A common starting point is to look at best-practice companies. For instance, Nike’s Sustainable Business Executive Summary sets out a wide variety of KPIs and targets, arranged around its three strategic aims. Nike tracks Code of Conduct violations in contract factories, with the goal of eliminating excessive overtime and sourcing 100% of products from factories meeting Nike’s sustainability standards. The KPI is clearly relevant to a material issue for Nike. Results are displayed in table form, providing a clear format for the reader.

The temptation for many companies is to try to set a KPI for every issue imaginable – or at least those that are easy to measure. But when it comes to effective KPIs, the answer is quality over quantity.

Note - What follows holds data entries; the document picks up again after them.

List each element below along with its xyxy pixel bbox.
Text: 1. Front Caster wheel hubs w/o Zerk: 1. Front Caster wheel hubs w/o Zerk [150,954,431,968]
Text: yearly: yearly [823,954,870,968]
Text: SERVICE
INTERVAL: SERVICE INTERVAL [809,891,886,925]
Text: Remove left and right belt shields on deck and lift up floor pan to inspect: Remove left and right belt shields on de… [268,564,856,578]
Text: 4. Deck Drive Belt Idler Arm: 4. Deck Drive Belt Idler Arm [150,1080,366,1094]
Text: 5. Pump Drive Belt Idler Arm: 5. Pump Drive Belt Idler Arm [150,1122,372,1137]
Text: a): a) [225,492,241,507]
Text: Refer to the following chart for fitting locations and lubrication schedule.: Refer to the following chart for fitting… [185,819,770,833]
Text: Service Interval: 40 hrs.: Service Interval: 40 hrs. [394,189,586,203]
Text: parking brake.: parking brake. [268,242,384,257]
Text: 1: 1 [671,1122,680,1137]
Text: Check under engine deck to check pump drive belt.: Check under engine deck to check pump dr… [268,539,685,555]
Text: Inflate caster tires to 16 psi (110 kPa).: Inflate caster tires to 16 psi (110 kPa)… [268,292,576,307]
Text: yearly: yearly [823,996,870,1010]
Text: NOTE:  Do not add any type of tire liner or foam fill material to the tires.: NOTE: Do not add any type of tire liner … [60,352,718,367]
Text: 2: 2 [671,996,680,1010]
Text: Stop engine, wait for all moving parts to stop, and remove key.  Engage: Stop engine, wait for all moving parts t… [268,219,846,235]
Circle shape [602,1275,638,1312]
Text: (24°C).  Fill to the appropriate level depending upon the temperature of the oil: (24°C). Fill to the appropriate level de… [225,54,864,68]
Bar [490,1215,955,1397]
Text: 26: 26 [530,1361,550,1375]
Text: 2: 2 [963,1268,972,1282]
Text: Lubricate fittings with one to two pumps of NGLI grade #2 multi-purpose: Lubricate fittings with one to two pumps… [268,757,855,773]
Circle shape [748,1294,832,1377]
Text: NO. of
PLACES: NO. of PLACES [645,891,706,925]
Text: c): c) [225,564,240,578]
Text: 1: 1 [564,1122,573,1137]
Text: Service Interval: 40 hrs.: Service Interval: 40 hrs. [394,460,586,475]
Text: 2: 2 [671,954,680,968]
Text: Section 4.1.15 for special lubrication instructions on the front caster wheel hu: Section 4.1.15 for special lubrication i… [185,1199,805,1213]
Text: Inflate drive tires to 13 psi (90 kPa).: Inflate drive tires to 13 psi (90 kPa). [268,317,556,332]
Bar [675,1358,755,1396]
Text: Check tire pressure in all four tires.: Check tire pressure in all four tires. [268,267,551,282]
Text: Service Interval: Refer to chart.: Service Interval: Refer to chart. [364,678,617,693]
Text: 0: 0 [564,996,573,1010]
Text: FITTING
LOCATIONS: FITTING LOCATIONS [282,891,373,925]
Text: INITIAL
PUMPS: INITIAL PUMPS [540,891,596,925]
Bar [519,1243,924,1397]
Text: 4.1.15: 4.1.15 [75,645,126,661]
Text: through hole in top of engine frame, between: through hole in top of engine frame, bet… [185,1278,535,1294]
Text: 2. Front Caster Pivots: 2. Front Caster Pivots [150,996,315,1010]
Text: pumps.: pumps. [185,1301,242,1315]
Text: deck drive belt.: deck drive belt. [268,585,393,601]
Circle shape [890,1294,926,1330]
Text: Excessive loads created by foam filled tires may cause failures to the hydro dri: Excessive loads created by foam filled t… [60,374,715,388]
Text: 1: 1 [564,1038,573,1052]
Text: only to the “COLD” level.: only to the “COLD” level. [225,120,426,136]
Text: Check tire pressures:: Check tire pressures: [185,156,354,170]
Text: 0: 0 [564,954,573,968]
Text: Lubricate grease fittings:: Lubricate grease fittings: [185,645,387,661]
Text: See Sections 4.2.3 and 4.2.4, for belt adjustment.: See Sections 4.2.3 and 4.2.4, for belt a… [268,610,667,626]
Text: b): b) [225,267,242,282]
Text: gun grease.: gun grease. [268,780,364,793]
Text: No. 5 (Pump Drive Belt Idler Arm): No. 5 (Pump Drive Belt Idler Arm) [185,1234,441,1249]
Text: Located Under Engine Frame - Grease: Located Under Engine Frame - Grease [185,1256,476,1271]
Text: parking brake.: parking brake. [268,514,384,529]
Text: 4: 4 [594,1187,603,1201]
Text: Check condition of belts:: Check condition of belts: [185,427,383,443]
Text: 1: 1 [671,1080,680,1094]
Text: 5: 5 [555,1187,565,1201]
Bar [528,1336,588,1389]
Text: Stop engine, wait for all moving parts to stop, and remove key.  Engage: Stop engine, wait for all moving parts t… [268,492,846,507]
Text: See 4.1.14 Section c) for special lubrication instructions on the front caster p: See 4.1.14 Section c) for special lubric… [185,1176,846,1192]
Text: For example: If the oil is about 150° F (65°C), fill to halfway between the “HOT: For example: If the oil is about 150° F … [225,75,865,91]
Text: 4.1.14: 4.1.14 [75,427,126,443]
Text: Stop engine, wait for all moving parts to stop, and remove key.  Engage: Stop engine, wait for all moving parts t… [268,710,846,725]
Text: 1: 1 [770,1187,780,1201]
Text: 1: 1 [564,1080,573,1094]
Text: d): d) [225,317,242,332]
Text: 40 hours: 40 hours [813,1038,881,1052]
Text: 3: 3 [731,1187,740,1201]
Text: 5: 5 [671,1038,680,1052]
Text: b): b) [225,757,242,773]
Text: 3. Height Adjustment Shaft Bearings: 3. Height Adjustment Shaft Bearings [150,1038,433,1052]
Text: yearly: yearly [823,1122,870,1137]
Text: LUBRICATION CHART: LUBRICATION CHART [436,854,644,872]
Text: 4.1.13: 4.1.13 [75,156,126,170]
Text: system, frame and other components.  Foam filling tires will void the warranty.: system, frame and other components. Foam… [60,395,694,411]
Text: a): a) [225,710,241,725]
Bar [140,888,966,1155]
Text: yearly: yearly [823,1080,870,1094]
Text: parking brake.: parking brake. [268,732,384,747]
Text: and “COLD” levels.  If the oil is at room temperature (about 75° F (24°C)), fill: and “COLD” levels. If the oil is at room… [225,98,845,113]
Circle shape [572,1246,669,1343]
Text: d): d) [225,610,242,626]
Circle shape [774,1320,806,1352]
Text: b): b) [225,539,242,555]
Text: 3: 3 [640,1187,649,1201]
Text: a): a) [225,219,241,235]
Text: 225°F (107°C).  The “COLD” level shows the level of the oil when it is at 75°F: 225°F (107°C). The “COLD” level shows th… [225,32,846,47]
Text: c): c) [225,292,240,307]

What sets quality KPIs apart from your run-of-the-mill KPI is that a quality KPI:

  • Aligns with your company’s material issues: using KPIs to improve in the areas most material to your business and stakeholders also aligns your KPIs to your company strategy.
  • Matches a clear goal or target: if you don’t have a goal, what are you measuring progress toward?
  • Is transparent: can my stakeholder glance at this metric and understand what our general goal is?
  • Is sector specific: does this KPI address the nuances of my company’s industry or sector? Does it allow performance to be compared with peers and competitors?
  • Organization-wide: KPIs should touch on every level of the organization and be pertinent to stakeholders.
  • Has context: what was the performance year-to -year? How is the KPI managed and measured? What is our approach to making improvements?

Ultimately, KPIs are meant to provide transparency in performance, whether good or bad. It is normal for KPIs in CSR to have a fluctuating story of performance, as it can be seen as an indication of a company taking on a challenge and committing itself to action. As Corporate Citizenship’s recent paper, Sustainability Strategy: Simplified, notes, if a target is achieved too easily, stakeholders may view the company as lacking in ambition: “Success without effort is a hollow victory.”

KPIs traditionally help a company’s Board to measure performance on a given issue. But quality KPIs will also help companies advance in a wider scope of CSR efforts, delivering benefits for a wide range of stakeholders and synergistically boosting business value.


Mary Ellen Smith is a Senior Researcher at Corporate Citizenship.